In Washington a senior US defense official said a roadside explosion blew out tires of a lead vehicle in Bremer's convoy as he returned from seeing off Rumsfeld at Baghdad airport on December 6.
The windshield in Bremer's vehicle further back in the convoy was cracked by the force of the explosion, said the official, who spoke on condition of anonymity.
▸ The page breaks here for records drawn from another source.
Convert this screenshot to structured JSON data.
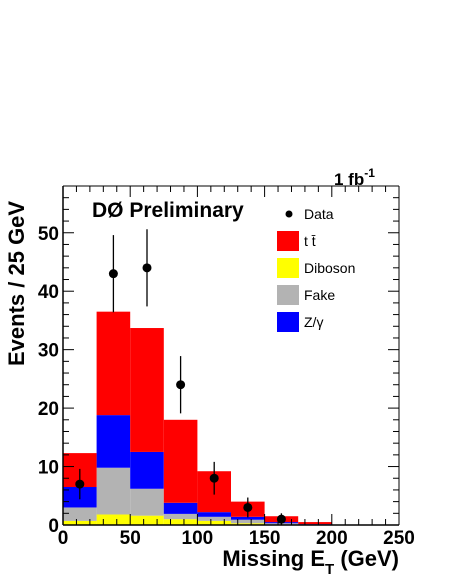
{
  "chart_data": {
    "type": "bar",
    "subtype": "stacked-histogram-with-data-points",
    "banner": "DØ Preliminary",
    "luminosity": {
      "value": "1 fb",
      "exponent": "-1"
    },
    "xlabel": {
      "main": "Missing E",
      "sub": "T",
      "unit": " (GeV)"
    },
    "ylabel": "Events / 25 GeV",
    "xlim": [
      0,
      250
    ],
    "ylim": [
      0,
      58
    ],
    "x_ticks": [
      "0",
      "50",
      "100",
      "150",
      "200",
      "250"
    ],
    "y_ticks": [
      "0",
      "10",
      "20",
      "30",
      "40",
      "50"
    ],
    "bin_edges": [
      0,
      25,
      50,
      75,
      100,
      125,
      150,
      175,
      200
    ],
    "stack": [
      {
        "name": "Diboson",
        "color": "#ffff00",
        "values": [
          0.7,
          1.8,
          1.6,
          1.0,
          0.7,
          0.3,
          0.1,
          0.05
        ]
      },
      {
        "name": "Fake",
        "color": "#b3b3b3",
        "values": [
          2.3,
          8.0,
          4.6,
          0.9,
          0.7,
          0.6,
          0.2,
          0.05
        ]
      },
      {
        "name": "Z/γ",
        "color": "#0000ff",
        "values": [
          3.5,
          9.0,
          6.3,
          1.9,
          0.8,
          0.5,
          0.2,
          0.05
        ]
      },
      {
        "name": "t t̄",
        "color": "#ff0000",
        "values": [
          5.8,
          17.7,
          21.2,
          14.2,
          7.0,
          2.6,
          1.0,
          0.35
        ]
      }
    ],
    "data_points": {
      "name": "Data",
      "x": [
        12.5,
        37.5,
        62.5,
        87.5,
        112.5,
        137.5,
        162.5
      ],
      "y": [
        7,
        43,
        44,
        24,
        8,
        3,
        1
      ],
      "err": [
        2.6,
        6.6,
        6.6,
        4.9,
        2.8,
        1.7,
        1.0
      ]
    },
    "legend": [
      {
        "label": "Data",
        "kind": "marker"
      },
      {
        "label": "t t̄",
        "kind": "box",
        "color": "#ff0000"
      },
      {
        "label": "Diboson",
        "kind": "box",
        "color": "#ffff00"
      },
      {
        "label": "Fake",
        "kind": "box",
        "color": "#b3b3b3"
      },
      {
        "label": "Z/γ",
        "kind": "box",
        "color": "#0000ff"
      }
    ],
    "legend_position": "top-right",
    "grid": false
  }
}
However he said the attack was not believed to be specifically directed at Bremer but at "targets of opportunity" on an airport road that had been the scene of past attacks on convoys with improvised explosive devices.
On Friday a woman died and eight other people were hurt in the collapse of a homeless shelter run by Iraq's largest Shiite political group, the Supreme Council of the Islamic Revolution in Iraq (SCIRI).
SCIRI officials said a bomb had been detonated in the building and blamed Saddam supporters, but US Brigadier General Mark Kimmitt, quoting police, said there was a structural defect.
In another blow to SCIRI, a Shiite preacher of a west Baghdad mosque was shot dead by unknown gunmen on Thursday, an official of the group's security force said.
A bomb also exploded just west of the Iraqi capital Friday morning, wounding the driver of a tanker truck under US military escort, a witness said.
It was unclear whether the victim was an American soldier.
An Iraqi police officer said police shot and wounded two men trying to lay explosive charges on a road used by American troops near the oil-rich northern town of Kirkuk.
On a more positive note, US envoy James Baker headed home from Moscow after a whirlwind European tour which secured support for easing Iraq's crushing 120-billion-dollar debt even from countries that opposed the war.
The special envoy of US President George W. Bush (news - web sites) received pledges of support from war opponents France, Germany and Russia, as well as from US allies Italy and Britain.